ISIS and Al Qaeda have a world view that could lead them to “knit together” other groups in order to launch a continent-wide offensive and establish hardline policies, the US Combating Terrorism Centre heard.

The warnings come as French forces reduce numbers in the Sahel region of West Africa and international forces withdraw from Libya, giving terrorists greater freedom to operate.

Various extremist groups have grown in recent years and could be readying to commence a co-ordinated campaign, the online seminar, Scoping the Threat: do African Salafi-jihadi groups threaten the West? was told.

Rwandan military troops depart for Mozambique to help the country combat an escalating Islamic State-linked insurgency. Reuters
Rwandan military troops depart for Mozambique to help the country combat an escalating Islamic State-linked insurgency. Reuters

“It seems that these groups are really consolidating their positions across the continent from the west to the east with new beltways to the southern region to Mozambique,” said Idriss Lallali, of the African Centre for the Research on Terrorism, based in Algeria.

He highlighted the extremist motorway going from the Atlantic coast in Mauritania across to Djibouti, allowing terrorists to travel around the continent.

Previously, security analysts told The National that ISIS attacks in Mozambique are probably being co-ordinated with the terrorist group's core leadership as part of an expanding campaign across Africa.

Experts believe there is an organised propaganda campaign across the continent to amplify the extremist group’s standing and support.

Katherine Zimmerman, of the American Enterprise Institute, said that the extremist ideology "does not really limit itself to the local fight", and there have been instances where groups that are focused locally end up widening their activities.

She emphasised the mistakes by US intelligence and others by focusing only on groups who present an “imminent terror threat” such as Al Qaeda or ISIS while allowing others “to flourish on the ground not recognising the support role that they have played”.

There were also real concerns that when regional terrorist groups “decide to go global”, intelligence agencies have “missed that inflection point” until it affects the West.

The ideology of extremists in the Sahel is "inherently global in its vision and it’s looking at something that will start in pockets and expand into a caliphate”, she said. “There is an idea that they're looking to establish Islamic policies that will knit together into something more. They do have this level of vision.”

Regional groups are also vulnerable to being “co-opted over time by the more radical elements”, she said.

This means that western interests in Africa could come under greater pressure, with foreign fighters able to cross countries to bolster local insurgencies.

This happened in Mozambique this year when a major assault was launched close to the $20 billion site for a major gas energy project in Palma.

“Terrorist groups are into a phase of consolidation,” Mr Lallali said. “Western interests in the continent … are the countries that they are now targeting.”

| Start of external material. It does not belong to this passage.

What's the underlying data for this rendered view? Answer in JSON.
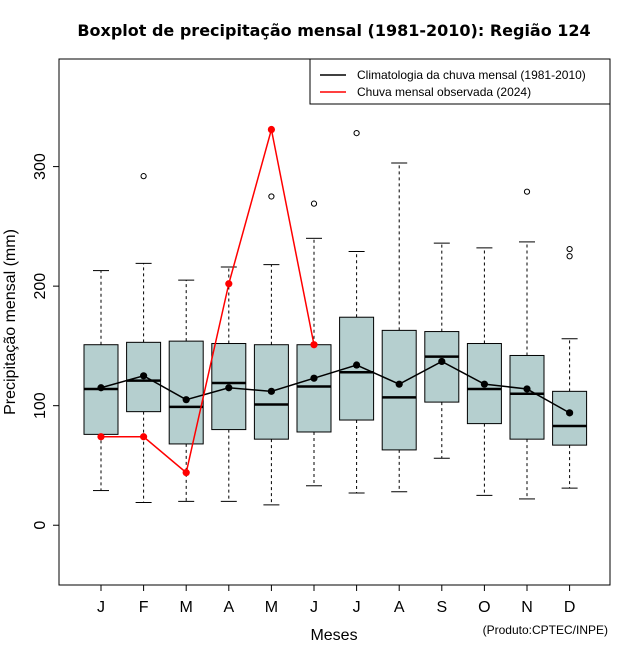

French Barkhane force soldiers after a four-month tour of duty in the Sahel leave their base in Gao, Mali. AP Photo
French Barkhane force soldiers after a four-month tour of duty in the Sahel leave their base in Gao, Mali. AP Photo

The greater instability and insecurity in Africa also created opportunities for countries such as China and Russia to step in, said Yan St-Pierre, of the Modern Security Consulting Group. He highlighted a billion-dollar arms deal between China and Mali and Russia’s avoidance of arms embargos to sell weapons.